Il a affirmé que ce qui se passe actuellement au Soudan montre ce qui arrive lorsque les Frères musulmans s’infiltrent dans l’État, le système éducatif, l’armée et la société civile.

Selon Hamidan, le groupe recourt au recrutement des jeunes dans les universités, où des étudiants peuvent subir des pressions pour rejoindre des groupes affiliés afin d’obtenir des avantages académiques, en plus du recrutement militaire forcé, de l’endoctrinement idéologique et de l’utilisation de la religion ou de l’ethnicité pour diviser les sociétés.

Il a également évoqué des accusations visant des éléments liés aux Frères musulmans au sein des forces armées soudanaises, accusés d’avoir commis des atrocités graves dans le conflit actuel, y compris l’usage d’armes chimiques contre des civils, ce qui aurait contribué à l’imposition de sanctions et de désignations terroristes par plusieurs pays.

Le militant soudanais estime que le groupe n’est plus en phase avec le monde moderne, car elle serait incapable de se réformer ou de s’adapter moralement, même si elle s’adapte tactiquement. Il a exprimé la conviction que le mouvement se maintient en créant des ennemis, en perpétuant le conflit et en entravant les transitions pacifiques susceptibles de mettre fin à sa pertinence politique.

Au Yémen, le groupe, à travers le parti Al-Islah, son bras politique, aurait joué sur tous les tableaux : coopération avec des chefs tribaux, alliance avec le régime de l’ancien président Ali Abdullah Saleh, puis rapprochement avec les Houthis, et opposition à l’indépendance du Sud.

Selon le rapport, il existerait une coopération entre les Frères musulmans et l’Iran, illustrée par le rôle du Soudan en tant que corridor pour des armes iraniennes destinées aux alliés de Téhéran, tandis que le Mouvement islamique au Soudan aurait bénéficié d’un soutien iranien.

De son côté, Monir Adib a réaffirmé que « les Frères musulmans sont le fléau de notre époque et le plus grand défi pour les États arabes… ils sont comme des cellules cancéreuses ».

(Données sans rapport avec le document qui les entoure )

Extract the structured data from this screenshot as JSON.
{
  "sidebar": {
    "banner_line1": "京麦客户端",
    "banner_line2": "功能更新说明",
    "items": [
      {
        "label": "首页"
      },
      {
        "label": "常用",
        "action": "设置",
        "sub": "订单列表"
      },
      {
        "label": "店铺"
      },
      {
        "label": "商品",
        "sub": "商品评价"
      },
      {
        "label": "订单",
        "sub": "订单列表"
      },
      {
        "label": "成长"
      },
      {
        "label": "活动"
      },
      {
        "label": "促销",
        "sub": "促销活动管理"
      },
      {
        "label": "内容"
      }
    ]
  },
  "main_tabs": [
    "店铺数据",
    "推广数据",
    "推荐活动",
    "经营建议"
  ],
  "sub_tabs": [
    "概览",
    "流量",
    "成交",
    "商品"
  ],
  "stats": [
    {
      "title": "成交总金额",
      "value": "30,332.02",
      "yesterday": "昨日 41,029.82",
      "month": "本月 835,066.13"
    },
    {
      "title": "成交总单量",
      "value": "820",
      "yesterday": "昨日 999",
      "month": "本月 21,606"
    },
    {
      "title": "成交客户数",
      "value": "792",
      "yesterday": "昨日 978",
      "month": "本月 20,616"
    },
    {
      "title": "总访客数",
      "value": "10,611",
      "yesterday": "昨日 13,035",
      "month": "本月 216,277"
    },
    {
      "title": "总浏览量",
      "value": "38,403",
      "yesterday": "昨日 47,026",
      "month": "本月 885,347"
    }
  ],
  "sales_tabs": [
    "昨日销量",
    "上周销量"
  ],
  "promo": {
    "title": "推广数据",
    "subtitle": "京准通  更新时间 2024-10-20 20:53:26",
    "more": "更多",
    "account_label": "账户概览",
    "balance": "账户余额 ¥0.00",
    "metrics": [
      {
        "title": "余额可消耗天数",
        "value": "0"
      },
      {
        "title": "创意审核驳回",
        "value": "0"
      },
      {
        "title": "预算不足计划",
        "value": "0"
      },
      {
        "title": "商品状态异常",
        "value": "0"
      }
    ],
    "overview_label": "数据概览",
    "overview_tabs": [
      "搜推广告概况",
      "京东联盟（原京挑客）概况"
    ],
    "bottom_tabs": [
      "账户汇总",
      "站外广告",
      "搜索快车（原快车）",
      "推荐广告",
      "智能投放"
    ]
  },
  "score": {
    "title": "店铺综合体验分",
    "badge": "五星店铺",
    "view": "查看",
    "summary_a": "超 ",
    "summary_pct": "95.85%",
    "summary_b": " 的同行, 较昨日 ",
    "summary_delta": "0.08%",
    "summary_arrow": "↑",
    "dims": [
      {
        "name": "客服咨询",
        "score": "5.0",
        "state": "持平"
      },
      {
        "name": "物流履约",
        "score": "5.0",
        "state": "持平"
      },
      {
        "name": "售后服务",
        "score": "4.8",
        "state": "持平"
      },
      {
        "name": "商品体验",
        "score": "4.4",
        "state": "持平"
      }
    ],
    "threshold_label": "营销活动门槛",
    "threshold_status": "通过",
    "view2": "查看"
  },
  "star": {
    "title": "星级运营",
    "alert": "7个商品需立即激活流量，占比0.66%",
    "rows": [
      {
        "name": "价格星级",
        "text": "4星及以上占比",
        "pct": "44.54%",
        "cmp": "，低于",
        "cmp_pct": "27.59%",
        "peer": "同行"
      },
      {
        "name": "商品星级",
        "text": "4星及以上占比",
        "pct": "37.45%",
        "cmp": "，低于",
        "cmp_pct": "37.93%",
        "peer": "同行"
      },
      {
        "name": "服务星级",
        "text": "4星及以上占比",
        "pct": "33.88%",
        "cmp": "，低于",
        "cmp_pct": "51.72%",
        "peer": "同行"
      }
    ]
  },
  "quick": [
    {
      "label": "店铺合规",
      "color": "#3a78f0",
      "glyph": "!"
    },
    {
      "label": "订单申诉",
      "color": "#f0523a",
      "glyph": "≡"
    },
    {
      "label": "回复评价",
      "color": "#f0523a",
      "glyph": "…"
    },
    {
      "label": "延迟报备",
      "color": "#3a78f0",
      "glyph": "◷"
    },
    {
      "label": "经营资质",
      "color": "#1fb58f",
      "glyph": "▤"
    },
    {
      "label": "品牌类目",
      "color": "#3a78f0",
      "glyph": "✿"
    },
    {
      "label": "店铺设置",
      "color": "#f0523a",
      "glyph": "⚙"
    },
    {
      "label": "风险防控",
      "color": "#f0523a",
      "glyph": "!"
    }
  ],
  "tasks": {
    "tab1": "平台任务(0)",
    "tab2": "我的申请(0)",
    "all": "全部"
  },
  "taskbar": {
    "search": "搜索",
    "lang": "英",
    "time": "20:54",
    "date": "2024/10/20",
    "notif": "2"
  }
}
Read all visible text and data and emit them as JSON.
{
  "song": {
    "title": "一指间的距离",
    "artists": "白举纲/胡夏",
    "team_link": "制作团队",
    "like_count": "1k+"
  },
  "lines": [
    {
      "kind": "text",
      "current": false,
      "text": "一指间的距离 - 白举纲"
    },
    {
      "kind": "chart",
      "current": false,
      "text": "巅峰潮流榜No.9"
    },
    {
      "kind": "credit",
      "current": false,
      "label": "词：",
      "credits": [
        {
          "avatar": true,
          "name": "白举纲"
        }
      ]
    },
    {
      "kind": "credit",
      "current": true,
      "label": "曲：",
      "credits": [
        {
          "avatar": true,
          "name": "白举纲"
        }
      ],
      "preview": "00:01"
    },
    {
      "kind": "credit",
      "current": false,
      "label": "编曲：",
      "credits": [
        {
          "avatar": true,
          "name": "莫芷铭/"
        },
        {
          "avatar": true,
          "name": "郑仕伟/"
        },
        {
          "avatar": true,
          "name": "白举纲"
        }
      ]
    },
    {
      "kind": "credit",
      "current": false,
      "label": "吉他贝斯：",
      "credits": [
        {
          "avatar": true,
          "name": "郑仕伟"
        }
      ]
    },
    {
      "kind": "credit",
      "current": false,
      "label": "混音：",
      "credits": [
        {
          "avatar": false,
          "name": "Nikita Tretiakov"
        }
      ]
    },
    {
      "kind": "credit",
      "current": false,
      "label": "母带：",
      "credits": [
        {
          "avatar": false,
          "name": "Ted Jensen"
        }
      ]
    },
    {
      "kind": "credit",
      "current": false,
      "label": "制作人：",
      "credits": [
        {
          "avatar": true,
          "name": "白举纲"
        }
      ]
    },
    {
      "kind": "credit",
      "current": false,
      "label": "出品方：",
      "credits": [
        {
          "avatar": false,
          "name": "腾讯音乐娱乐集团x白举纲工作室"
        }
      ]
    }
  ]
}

Il a ajouté que le rôle des Frères musulmans au Yémen aurait été destructeur pour la société, le pays vivant une situation de division et de polarisation, avec un coup d’État mené par les milices houthies contre le pouvoir légitime, « avec le soutien et l’appui des Frères musulmans via leur bras politique, le parti Al-Islah », transformant « le Yémen heureux en Yémen malheureux ».

Il a estimé que l’impact du soutien des Frères musulmans au coup d’État houthi aurait affecté toute la région, citant notamment les menaces contre la sécurité régionale et les perturbations à Bab el-Mandeb, qui auraient affecté le canal de Suez.

Il a ajouté que « les Frères musulmans sont un acteur clé dans l’équation de la chute du Yémen dans l’abîme du coup d’État qui se poursuit depuis des années ».

Concernant le Soudan, Adib a déclaré que les Frères musulmans ont gouverné le pays pendant plus de 30 ans et que, lorsqu’un soulèvement populaire a éclaté contre leur pouvoir, le Mouvement islamique, leur bras politique, se serait allié à l’armée, entraînant le pays dans le conflit actuel qui a causé la mort de milliers de personnes et le déplacement de millions.

Il a affirmé que les Frères musulmans seraient les principaux responsables de la guerre actuelle au Soudan, soutenant les forces armées et refusant toute trêve humanitaire ou négociation pour mettre fin à la guerre, ce qui aurait aggravé la souffrance des Soudanais.

Il a conclu que le refus d’une trêve humanitaire par les Frères musulmans et l’armée s’expliquerait par la crainte que l’arrêt de la guerre n’entraîne des poursuites judiciaires contre leurs dirigeants pour des crimes commis contre le peuple soudanais, raison pour laquelle ils souhaiteraient la poursuite du conflit afin de revenir sur la scène politique.